Sachant que les première année ont déjà repris les cours en présentiel fin janvier. Et « dans certaines disciplines comme les sciences, la santé, ou les formations techniques dans les IUT, les travaux pratiques avaient déjà repris en petits groupes il y a quelques semaines, par roulement », illustre Christine Etchemendigaray. Mais tout le monde n’a pas encore accès au présentiel. « J’ai des amis qui sont en langue étrangère et qui ne peuvent pas revenir », constate Hamdi. Juste après lui, devant le restaurant de Vauban, deux étudiantes doublantes en première année de médecine racontent à regret ne pas être concernées par la reprise physique des cours. « On l’attendait ce retour. On voulait faire nos concours blancs pour revoir les gens et généralement, il y a une bonne ambiance », déplore Lise. « Là, on est venus le premier jour en septembre et le jour du concours, c’est tout », se rend compte Camille.

Mais si l’UVSQ n’ouvre pas ses portes à tous ses étudiants, c’est en partie en raison d’un manque d’espace, de salles de cours ou d’impossibilités en termes d’emploi du temps. Rien que dans les bâtiments d’Alembert et Vauban, coexistent l’UFR des lettres, langues et histoire, la gestion, et l’UFR des sciences sociales, selon Muriel Mille. En respectant les restrictions d’accueil, il n’y a pas assez de place pour accueillir tout le monde. Cette situation est difficilement vécue par les étudiants et leur santé mentale en pâtit. « On a l’impression qu’on est isolés », renchérit Camille. Et l’UVSQ en a conscience. « Il apparaît clairement que les étudiants vivent très difficilement la crise sanitaire », reconnaît la vice-présidente. Pour en rendre compte, la fédération des associations étudiantes de l’UVSQ, Interassos, a réalisé un sondage sur l’état d’esprit des étudiants et leur rapport aux études.

S’adressant à tous les élèves de l’UVSQ, dont ceux affectés au campus de Guyancourt, il a été réalisé entre le 1er et le 6 décembre dernier. 819 réponses ont été enregistrées sur les 19 000 étudiants que comptent les cinq campus de l’UVSQ, sachant que la moitié des réponses viennent du campus de Guyancourt, qui compte au total 9 000 étudiants.

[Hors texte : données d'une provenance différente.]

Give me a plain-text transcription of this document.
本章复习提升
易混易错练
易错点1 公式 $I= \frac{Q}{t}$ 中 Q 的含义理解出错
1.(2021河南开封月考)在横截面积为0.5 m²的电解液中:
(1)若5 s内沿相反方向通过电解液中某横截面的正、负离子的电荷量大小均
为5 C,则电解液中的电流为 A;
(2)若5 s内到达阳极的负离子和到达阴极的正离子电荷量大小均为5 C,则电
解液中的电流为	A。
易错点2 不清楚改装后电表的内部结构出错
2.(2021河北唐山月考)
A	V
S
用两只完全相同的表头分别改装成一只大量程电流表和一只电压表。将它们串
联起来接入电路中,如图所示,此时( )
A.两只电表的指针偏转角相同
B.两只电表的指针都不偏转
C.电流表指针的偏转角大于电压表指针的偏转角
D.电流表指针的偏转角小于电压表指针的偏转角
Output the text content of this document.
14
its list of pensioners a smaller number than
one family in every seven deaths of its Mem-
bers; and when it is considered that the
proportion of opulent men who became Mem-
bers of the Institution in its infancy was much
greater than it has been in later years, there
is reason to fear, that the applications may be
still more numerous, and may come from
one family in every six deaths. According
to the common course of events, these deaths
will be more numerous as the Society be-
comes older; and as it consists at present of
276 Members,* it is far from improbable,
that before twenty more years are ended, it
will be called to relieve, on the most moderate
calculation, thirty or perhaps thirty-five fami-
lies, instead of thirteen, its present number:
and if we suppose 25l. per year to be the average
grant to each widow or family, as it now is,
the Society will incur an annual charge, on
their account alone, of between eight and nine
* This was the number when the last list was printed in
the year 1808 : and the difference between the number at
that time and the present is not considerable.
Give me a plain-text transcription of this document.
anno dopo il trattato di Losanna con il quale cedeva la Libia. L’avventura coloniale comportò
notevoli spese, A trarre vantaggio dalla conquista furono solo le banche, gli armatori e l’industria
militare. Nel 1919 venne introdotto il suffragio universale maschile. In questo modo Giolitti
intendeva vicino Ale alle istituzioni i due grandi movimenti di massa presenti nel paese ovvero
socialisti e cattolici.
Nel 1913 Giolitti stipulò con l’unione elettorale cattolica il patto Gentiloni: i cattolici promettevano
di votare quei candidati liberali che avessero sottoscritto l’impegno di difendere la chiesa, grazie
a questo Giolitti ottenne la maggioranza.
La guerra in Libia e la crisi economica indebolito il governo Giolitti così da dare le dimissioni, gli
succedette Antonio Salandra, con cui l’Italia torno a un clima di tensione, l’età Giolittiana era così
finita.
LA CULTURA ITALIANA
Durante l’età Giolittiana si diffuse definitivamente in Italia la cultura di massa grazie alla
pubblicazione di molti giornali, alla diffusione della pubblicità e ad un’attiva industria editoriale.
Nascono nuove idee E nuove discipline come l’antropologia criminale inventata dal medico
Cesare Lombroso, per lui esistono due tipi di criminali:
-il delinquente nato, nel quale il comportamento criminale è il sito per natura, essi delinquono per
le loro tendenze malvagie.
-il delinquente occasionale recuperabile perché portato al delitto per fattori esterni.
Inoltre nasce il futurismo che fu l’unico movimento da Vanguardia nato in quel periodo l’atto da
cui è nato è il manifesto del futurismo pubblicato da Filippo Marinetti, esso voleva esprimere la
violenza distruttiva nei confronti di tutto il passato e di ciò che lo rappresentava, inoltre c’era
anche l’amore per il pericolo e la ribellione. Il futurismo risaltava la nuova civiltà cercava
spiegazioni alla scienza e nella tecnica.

Bien que la représentativité du sondage ne soit pas suffisante, il est déjà évident que sur ce nombre de réponses restreint, la santé mentale des étudiants se fragilise et qu’elle a des répercussions sur leur motivation au travail. 40 % des répondants affirment ne pas savoir s’ils vont aller au bout de leur année et 28 % pensent qu’ils ne la valideront pas, selon les résultats obtenus.

« Avec 8 heures de visio par jour, c’est dur »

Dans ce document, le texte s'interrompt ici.